Che cos’è la paura del palcoscenico o TRAC?
La paura del palcoscenico è la conseguenza di una risposta psicofisica, più o meno intensa, che nasce da pensieri anticipatori catastrofici legati alla situazione reale o immaginata di esibirsi davanti a un pubblico.
In cosa si traduce tutto questo?
Possiamo immaginare una ricetta di cucina in cui gli ingredienti siano i sintomi, e il risultato finale del nostro piatto sia, nel migliore dei casi, una performance al di sotto delle nostre reali possibilità (un piatto un po’ insipido), o nel peggiore dei casi l’abbandono del palcoscenico (la cucina completamente bruciata).

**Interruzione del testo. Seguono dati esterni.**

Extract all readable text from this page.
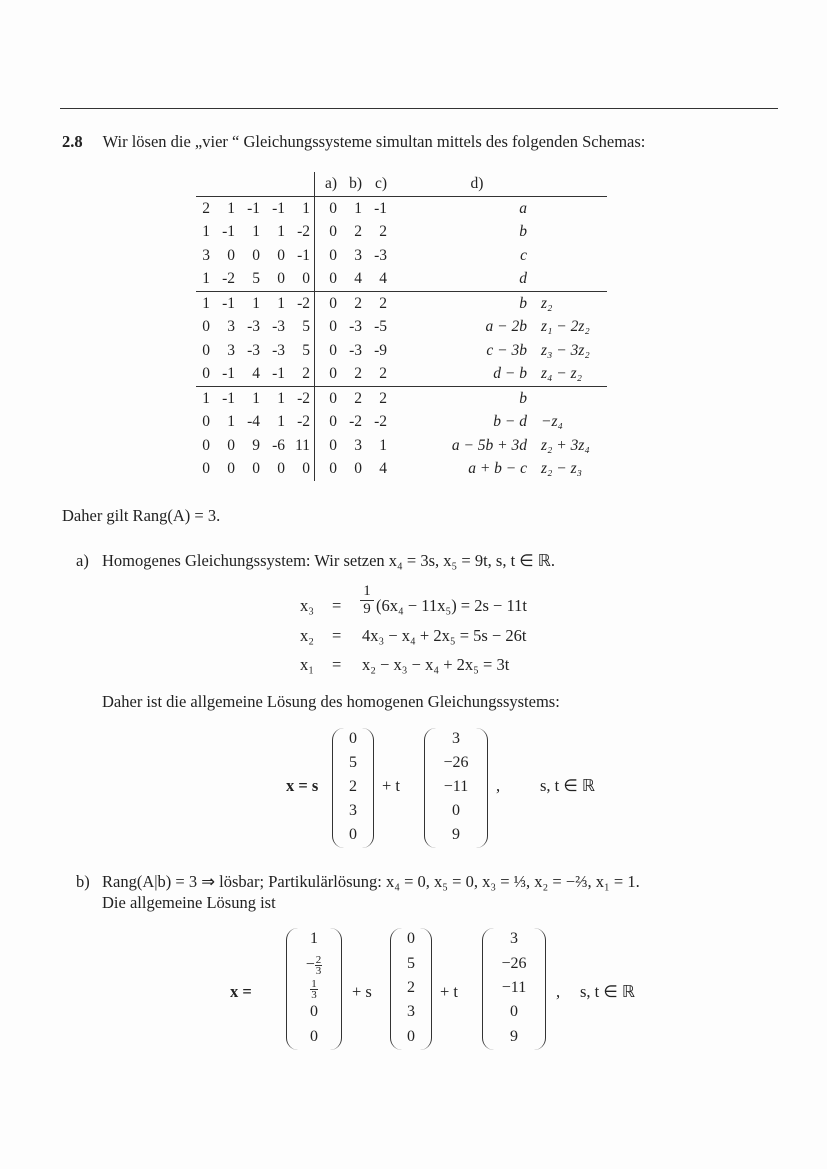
2.8 Wir lösen die „vier “ Gleichungssysteme simultan mittels des folgenden Schemas:
					a)	b)	c)	d)	
2	1	-1	-1	1	0	1	-1	a	
1	-1	1	1	-2	0	2	2	b	
3	0	0	0	-1	0	3	-3	c	
1	-2	5	0	0	0	4	4	d	
1	-1	1	1	-2	0	2	2	b	z₂
0	3	-3	-3	5	0	-3	-5	a − 2b	z₁ − 2z₂
0	3	-3	-3	5	0	-3	-9	c − 3b	z₃ − 3z₂
0	-1	4	-1	2	0	2	2	d − b	z₄ − z₂
1	-1	1	1	-2	0	2	2	b	
0	1	-4	1	-2	0	-2	-2	b − d	−z₄
0	0	9	-6	11	0	3	1	a − 5b + 3d	z₂ + 3z₄
0	0	0	0	0	0	0	4	a + b − c	z₂ − z₃
Daher gilt Rang(A) = 3.
a) Homogenes Gleichungssystem: Wir setzen x₄ = 3s, x₅ = 9t, s, t ∈ ℝ.
$x_3 = \frac{1}{9} (6x_4 - 11x_5) = 2s - 11t$
x₂ = 4x₃ − x₄ + 2x₅ = 5s − 26t
x₁ = x₂ − x₃ − x₄ + 2x₅ = 3t
Daher ist die allgemeine Lösung des homogenen Gleichungssystems:
x = s
0
5
2
3
0
+ t
3
−26
−11
0
9
, s, t ∈ ℝ
b) Rang(A|b) = 3 ⇒ lösbar; Partikulärlösung: x₄ = 0, x₅ = 0, x₃ = ⅓, x₂ = −⅔, x₁ = 1.
Die allgemeine Lösung ist
x =
1
− $\frac{2}{3}$
$\frac{1}{3}$
0
0
+ s
0
5
2
3
0
+ t
3
−26
−11
0
9
, s, t ∈ ℝ
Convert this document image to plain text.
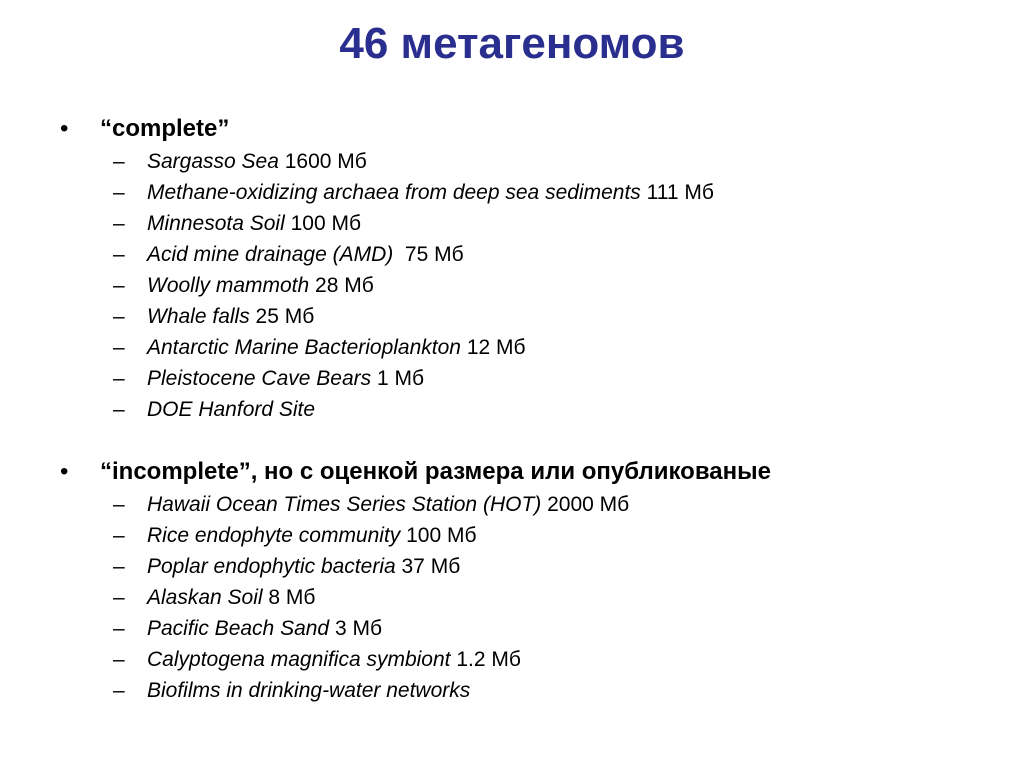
46 метагеномов
• “complete”
– Sargasso Sea 1600 Мб
– Methane-oxidizing archaea from deep sea sediments 111 Мб
– Minnesota Soil 100 Мб
– Acid mine drainage (AMD)  75 Мб
– Woolly mammoth 28 Мб
– Whale falls 25 Мб
– Antarctic Marine Bacterioplankton 12 Мб
– Pleistocene Cave Bears 1 Мб
– DOE Hanford Site
• “incomplete”, но с оценкой размера или опубликованые
– Hawaii Ocean Times Series Station (HOT) 2000 Мб
– Rice endophyte community 100 Мб
– Poplar endophytic bacteria 37 Мб
– Alaskan Soil 8 Мб
– Pacific Beach Sand 3 Мб
– Calyptogena magnifica symbiont 1.2 Мб
– Biofilms in drinking-water networks
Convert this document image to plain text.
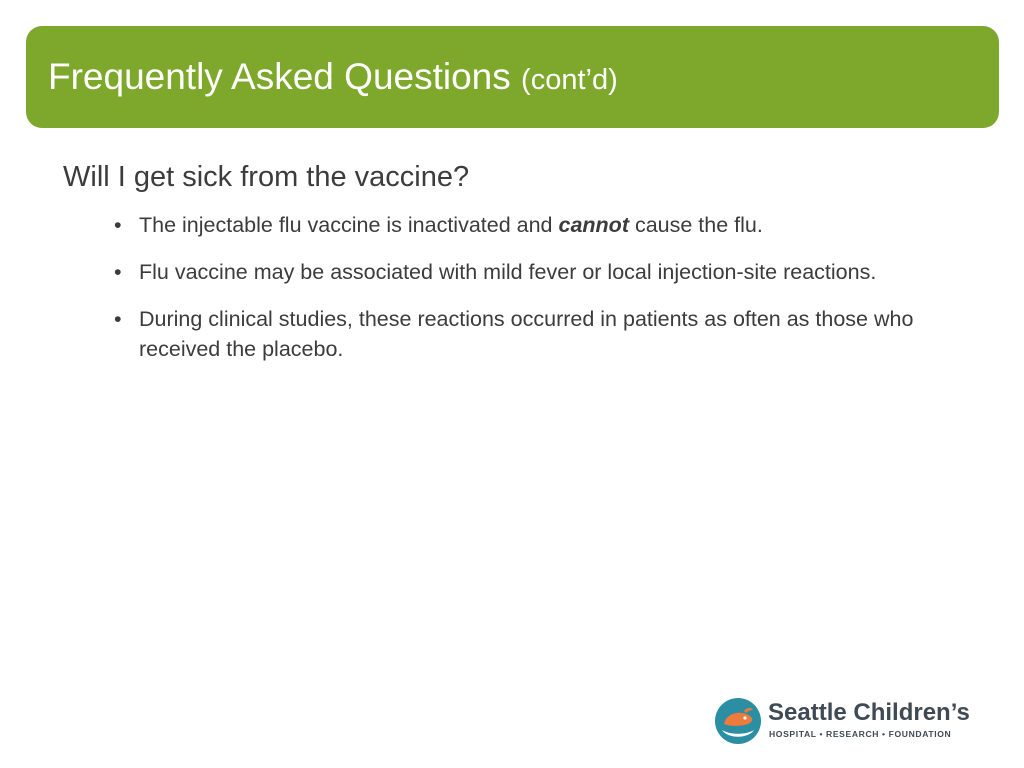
Frequently Asked Questions (cont’d)
Will I get sick from the vaccine?
• The injectable flu vaccine is inactivated and cannot cause the flu.
• Flu vaccine may be associated with mild fever or local injection-site reactions.
• During clinical studies, these reactions occurred in patients as often as those who received the placebo.
Seattle Children’s
HOSPITAL • RESEARCH • FOUNDATION
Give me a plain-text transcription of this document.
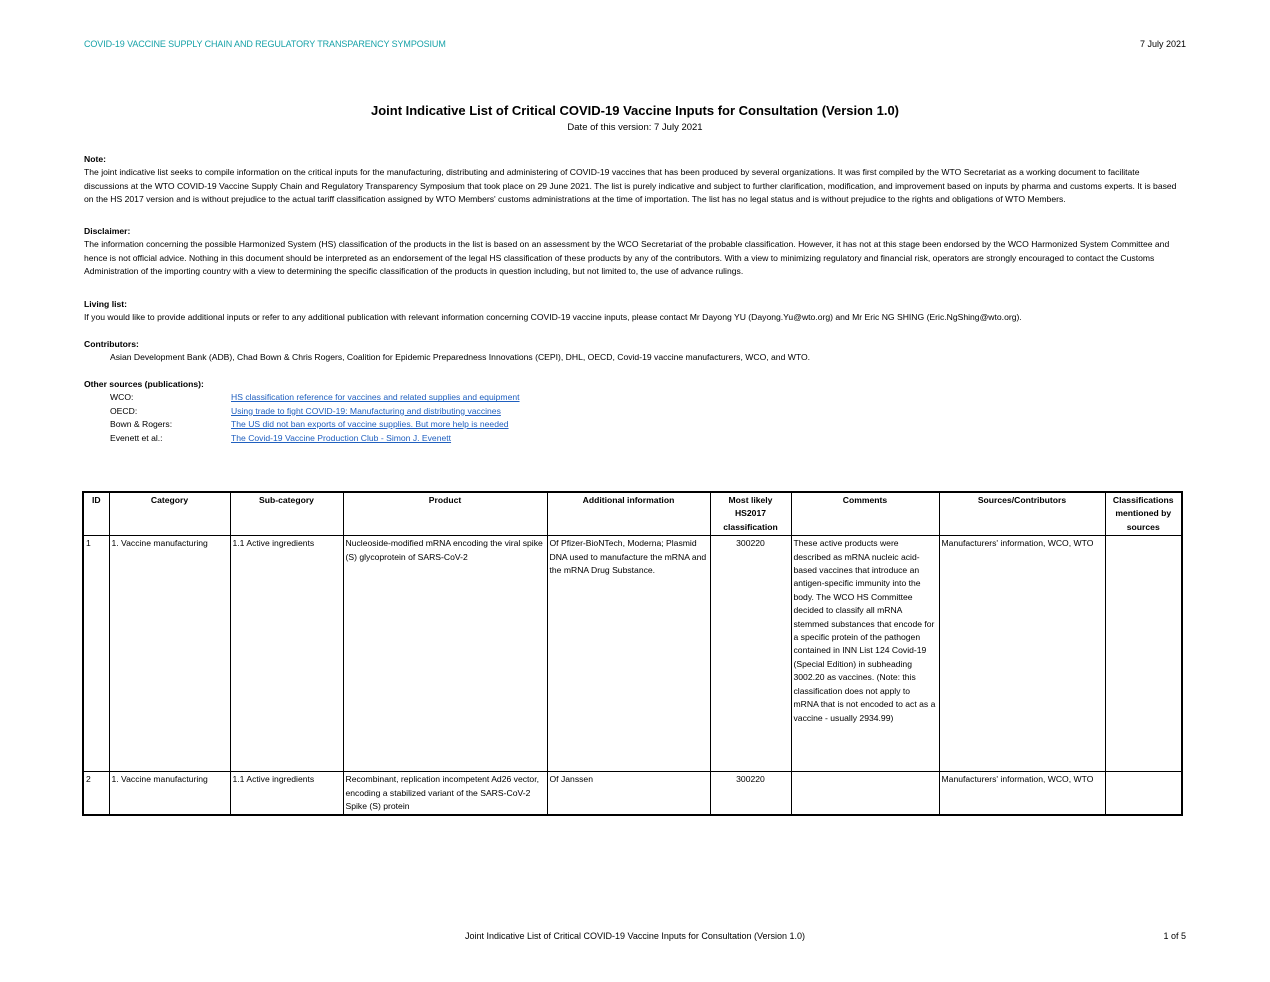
COVID-19 VACCINE SUPPLY CHAIN AND REGULATORY TRANSPARENCY SYMPOSIUM	7 July 2021
Joint Indicative List of Critical COVID-19 Vaccine Inputs for Consultation (Version 1.0)
Date of this version: 7 July 2021
Note:
The joint indicative list seeks to compile information on the critical inputs for the manufacturing, distributing and administering of COVID-19 vaccines that has been produced by several organizations. It was first compiled by the WTO Secretariat as a working document to facilitate discussions at the WTO COVID-19 Vaccine Supply Chain and Regulatory Transparency Symposium that took place on 29 June 2021. The list is purely indicative and subject to further clarification, modification, and improvement based on inputs by pharma and customs experts. It is based on the HS 2017 version and is without prejudice to the actual tariff classification assigned by WTO Members' customs administrations at the time of importation. The list has no legal status and is without prejudice to the rights and obligations of WTO Members.
Disclaimer:
The information concerning the possible Harmonized System (HS) classification of the products in the list is based on an assessment by the WCO Secretariat of the probable classification. However, it has not at this stage been endorsed by the WCO Harmonized System Committee and hence is not official advice. Nothing in this document should be interpreted as an endorsement of the legal HS classification of these products by any of the contributors. With a view to minimizing regulatory and financial risk, operators are strongly encouraged to contact the Customs Administration of the importing country with a view to determining the specific classification of the products in question including, but not limited to, the use of advance rulings.
Living list:
If you would like to provide additional inputs or refer to any additional publication with relevant information concerning COVID-19 vaccine inputs, please contact Mr Dayong YU (Dayong.Yu@wto.org) and Mr Eric NG SHING (Eric.NgShing@wto.org).
Contributors:
Asian Development Bank (ADB), Chad Bown & Chris Rogers, Coalition for Epidemic Preparedness Innovations (CEPI), DHL, OECD, Covid-19 vaccine manufacturers, WCO, and WTO.
Other sources (publications):
WCO:	HS classification reference for vaccines and related supplies and equipment
OECD:	Using trade to fight COVID-19: Manufacturing and distributing vaccines
Bown & Rogers:	The US did not ban exports of vaccine supplies. But more help is needed
Evenett et al.:	The Covid-19 Vaccine Production Club - Simon J. Evenett
ID	Category	Sub-category	Product	Additional information	Most likely HS2017 classification	Comments	Sources/Contributors	Classifications mentioned by sources
1	1. Vaccine manufacturing	1.1 Active ingredients	Nucleoside-modified mRNA encoding the viral spike (S) glycoprotein of SARS-CoV-2	Of Pfizer-BioNTech, Moderna; Plasmid DNA used to manufacture the mRNA and the mRNA Drug Substance.	300220	These active products were described as mRNA nucleic acid-based vaccines that introduce an antigen-specific immunity into the body. The WCO HS Committee decided to classify all mRNA stemmed substances that encode for a specific protein of the pathogen contained in INN List 124 Covid-19 (Special Edition) in subheading 3002.20 as vaccines. (Note: this classification does not apply to mRNA that is not encoded to act as a vaccine - usually 2934.99)	Manufacturers' information, WCO, WTO	
2	1. Vaccine manufacturing	1.1 Active ingredients	Recombinant, replication incompetent Ad26 vector, encoding a stabilized variant of the SARS-CoV-2 Spike (S) protein	Of Janssen	300220		Manufacturers' information, WCO, WTO	
Joint Indicative List of Critical COVID-19 Vaccine Inputs for Consultation (Version 1.0)	1 of 5
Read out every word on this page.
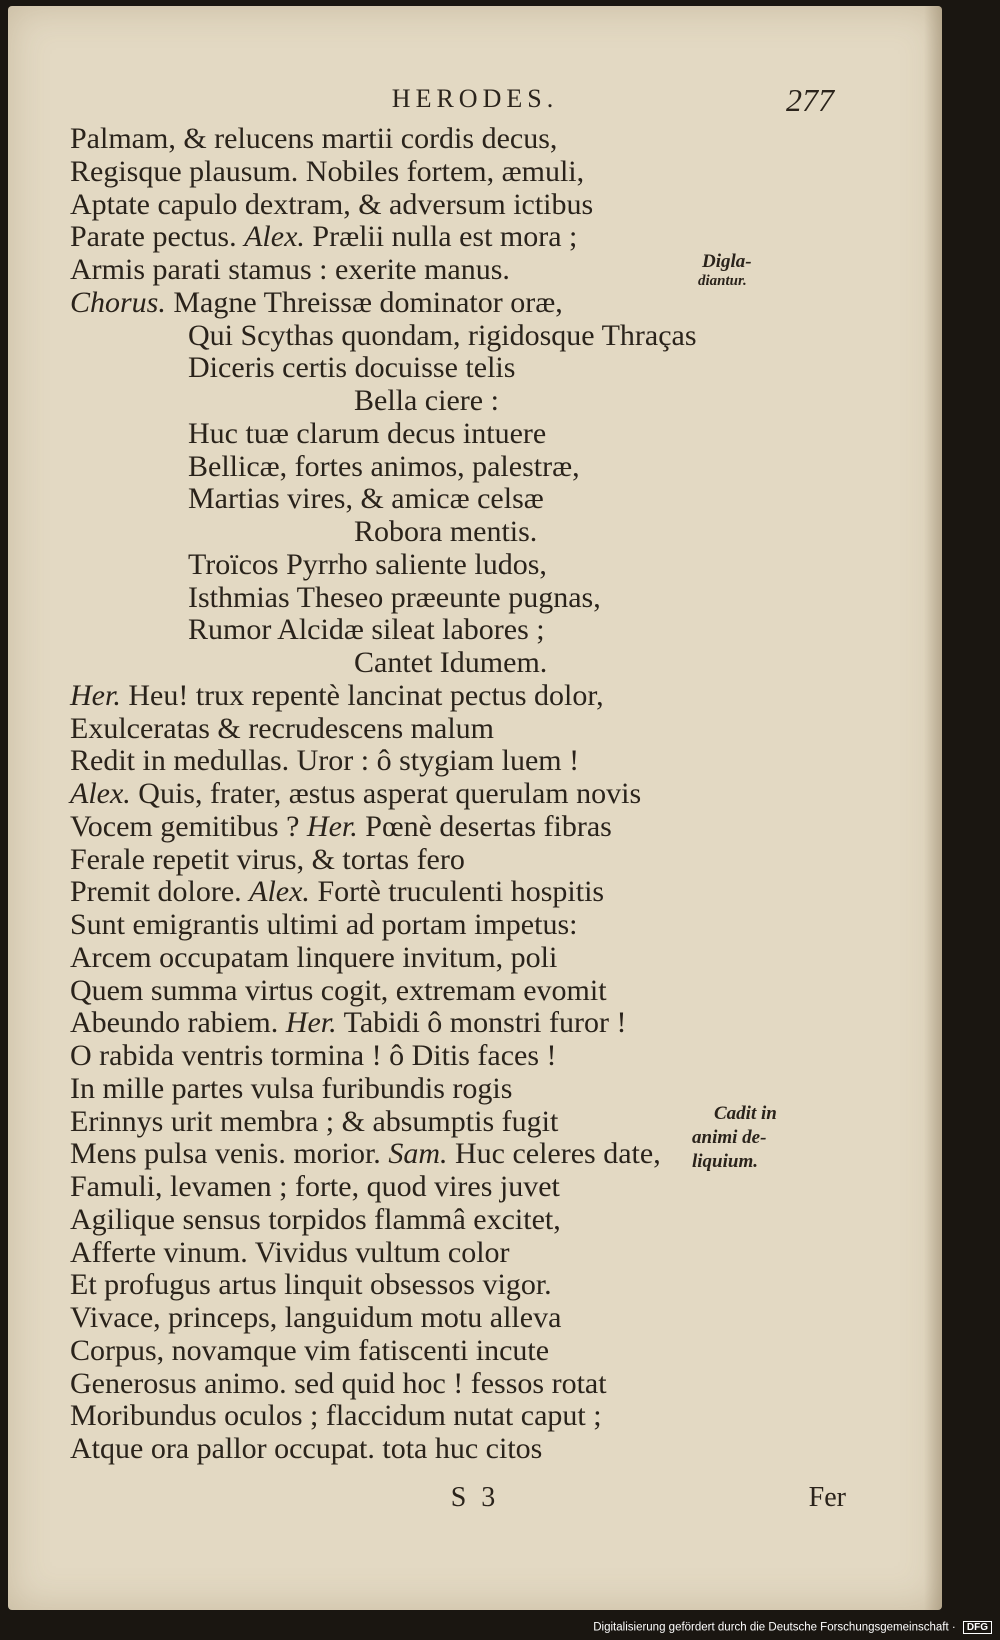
HERODES.	277
Palmam, & relucens martii cordis decus,
Regisque plausum. Nobiles fortem, æmuli,
Aptate capulo dextram, & adversum ictibus
Parate pectus. Alex. Prælii nulla est mora ;
Armis parati stamus : exerite manus.
Chorus. Magne Threissæ dominator oræ,
Qui Scythas quondam, rigidosque Thraças
Diceris certis docuisse telis
Bella ciere :
Huc tuæ clarum decus intuere
Bellicæ, fortes animos, palestræ,
Martias vires, & amicæ celsæ
Robora mentis.
Troïcos Pyrrho saliente ludos,
Isthmias Theseo præeunte pugnas,
Rumor Alcidæ sileat labores ;
Cantet Idumem.
Her. Heu! trux repentè lancinat pectus dolor,
Exulceratas & recrudescens malum
Redit in medullas. Uror : ô stygiam luem !
Alex. Quis, frater, æstus asperat querulam novis
Vocem gemitibus ? Her. Pœnè desertas fibras
Ferale repetit virus, & tortas fero
Premit dolore. Alex. Fortè truculenti hospitis
Sunt emigrantis ultimi ad portam impetus:
Arcem occupatam linquere invitum, poli
Quem summa virtus cogit, extremam evomit
Abeundo rabiem. Her. Tabidi ô monstri furor !
O rabida ventris tormina ! ô Ditis faces !
In mille partes vulsa furibundis rogis
Erinnys urit membra ; & absumptis fugit
Mens pulsa venis. morior. Sam. Huc celeres date,
Famuli, levamen ; forte, quod vires juvet
Agilique sensus torpidos flammâ excitet,
Afferte vinum. Vividus vultum color
Et profugus artus linquit obsessos vigor.
Vivace, princeps, languidum motu alleva
Corpus, novamque vim fatiscenti incute
Generosus animo. sed quid hoc ! fessos rotat
Moribundus oculos ; flaccidum nutat caput ;
Atque ora pallor occupat. tota huc citos
Digla-
diantur.
Cadit in
animi de-
liquium.
S 3	Fer
Digitalisierung gefördert durch die Deutsche Forschungsgemeinschaft · DFG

I sintomi più comuni sono: stress, ansia, preoccupazione, tensione corporea, tremori, sudorazione, pensieri anticipatori di fallimento o, molto spesso, una combinazione di tutti questi elementi.
Perché così tanti musicisti soffrono di paura del palcoscenico?
Provo a darvi tre motivi principali per spiegare questo curioso fenomeno. Se li mescoliamo, ci ritroviamo nuovamente faccia a faccia con la paura del palcoscenico.
- Introversione–perfezionismo + ansia + motivazione al successo eccessiva = paura del palcoscenico. Tratti di personalità: introversione e perfezionismo. Compagni poco favorevoli. Lo studio della musica in conservatorio richiede spesso uno sforzo e una concentrazione superiori rispetto ad altri percorsi universitari. Cantanti e musicisti trascorrono molte ore di studio in solitudine.
- Ansia elevata. Per raggiungere un obiettivo è necessario utilizzare l’ansia in modo controllato. Se supera livelli medi, la prestazione peggiora; se è troppo bassa, invece, rischiamo di addormentarci metaforicamente sul palco.
- Motivazione al successo. Un concetto chiave che incide sugli artisti, sugli sportivi e su tutte le professioni ad alto rendimento. Si tratta della tendenza a cercare il successo in situazioni che implicano la valutazione della prestazione secondo standard di eccellenza.
La paura del palcoscenico ha una soluzione?
In linea generale, chi soffre di paura del palcoscenico può essere aiutato lavorando su tre livelli del problema:
fisiologico,
comportamentale,
cognitivo.
Di seguito trovi una serie di strumenti utili.
10 strumenti per lavorare sulla paura del palcoscenico
Respirare lentamente e in modo consapevole (FISIOLOGICO)
Eseguire esercizi di controllo del suono (FISIOLOGICO)
Riscaldare la voce (FISIOLOGICO)
Bere acqua poco prima di salire sul palco (FISIOLOGICO)
Mangiare in modo leggero (FISIOLOGICO)
Riposare adeguatamente (FISIOLOGICO)
Rimanere seduti prima dell’esibizione (COMPORTAMENTALE)
Allungare e sciogliere il corpo (FISIOLOGICO–COMPORTAMENTALE)
Visualizzare e familiarizzare con lo spazio scenico durante le prove (COGNITIVO)
Ascoltare una prova in cui la performance è riuscita bene (COGNITIVO)
La valutazione dovrebbe essere sempre individualizzata. L’essere umano non risponde a ricette magiche.
Se questo lavoro non fosse sufficiente, sarà necessario intraprendere un percorso personalizzato con uno psicologo specializzato. Un lavoro congiunto può essere di grande aiuto per affrontare questo scomodo compagno di viaggio che chiamiamo paura del palcoscenico.